Your DNS look up


#1

Please fill out the fields below so we can help you better. Note: you must provide your domain name to get help. Domain names for issued certificates are all made public in Certificate Transparency logs (e.g. https://crt.sh/?q=example.com), so withholding your domain name here does not increase secrecy, but only makes it harder for us to provide help.

My domain is:muse.redlight.london

I ran this command:
certbot certonly --webroot -w /Library/Server/Web/Data/Sites/Default/ -d muse.redlight.london --rsa-key-size 4096 -m william@red-light.co.uk

It produced this output:

The following errors were reported by the server:

Domain: muse.redlight.london
Type: connection
Detail: Fetching
https://124.84.251.10.in-addr.arpa/.well-known/acme-challenge/5tNuYGnHIrL3JUjemYMCL9P9KgcRDWPeIxXIfEo9Ykk:
Error getting validation data

My web server is (include version):
Apache

The operating system my web server runs on is (include version):
OS X Server 10.12
My hosting provider, if applicable, is:

I can login to a root shell on my machine (yes or no, or I don’t know):
yes

My Public IP is
muse.redlight.london. 10814 IN A 88.211.111.94


#2

http://muse.redlight.london/ sends an HTTP redirect to https://muse.redlight.london/.

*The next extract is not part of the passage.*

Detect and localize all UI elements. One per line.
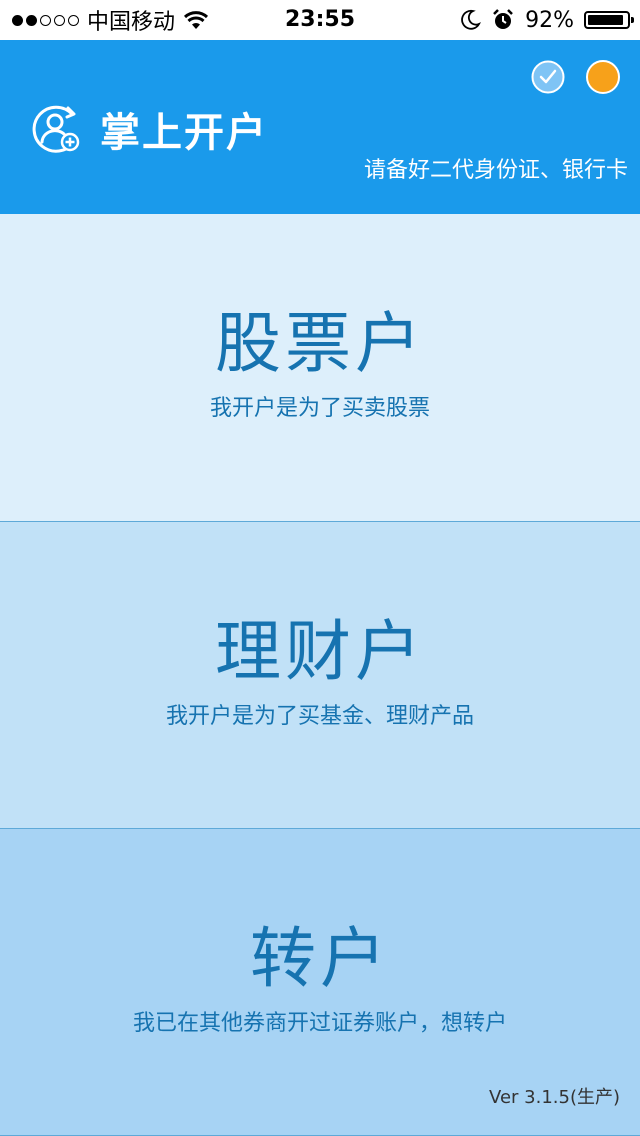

http://muse.redlight.london/.well-known/acme-challenge/ sends an HTTP redirect to https://124.84.251.10.in-addr.arpa/.well-known/acme-challenge/.

The redirects have different Server headers and different HTML, too.

Something’s off with the configuration in one of your web servers.

Presumably it’s a web server running on 10.251.84.124, and it might be redirecting to the SERVER_NAME variable.

Let’s Encrypt is okay with a redirect to HTTPS, but that hostname won’t work.


#3

Even though you server has a wrong redirect the IP https://124.84.251.10 is a Japanese domain you were correct in that there was a redirect so sorting
Thanks

William Bowden | JMRIT Consultants

Consultant Engineer | m:07525 645105 | e:william@jmrit.co.uk


#4

in-addr.arpa names are in the opposite byte order as IPv4 addresses are usually represented, so 124.84.251.10.in-addr.arpa is for 10.251.84.124, which is a private address.


#5

Still not my WAN IP set in DNS how odd

<<>> DiG 9.10.6 <<>> @8.8.8.8 muse.redlight.london

; (1 server found)

;; global options: +cmd

;; Got answer:

;; ->>HEADER<<- opcode: QUERY, status: NOERROR, id: 51149

;; flags: qr rd ra; QUERY: 1, ANSWER: 1, AUTHORITY: 0, ADDITIONAL: 1

;; OPT PSEUDOSECTION:

; EDNS: version: 0, flags:; udp: 512

;; QUESTION SECTION:

;muse.redlight.london. IN A

;; ANSWER SECTION:

muse.redlight.london. 14399 IN A 88.211.111.90

;; Query time: 66 msec

;; SERVER: 8.8.8.8#53(8.8.8.8)

;; WHEN: Thu Oct 25 16:46:27 BST 2018

;; MSG SIZE rcvd: 65

William Bowden | JMRIT Consultants

Consultant Engineer | m:07525 645105 | e:william@jmrit.co.uk


#6

It is, but the web server running on that IP sends a redirect to the other URL.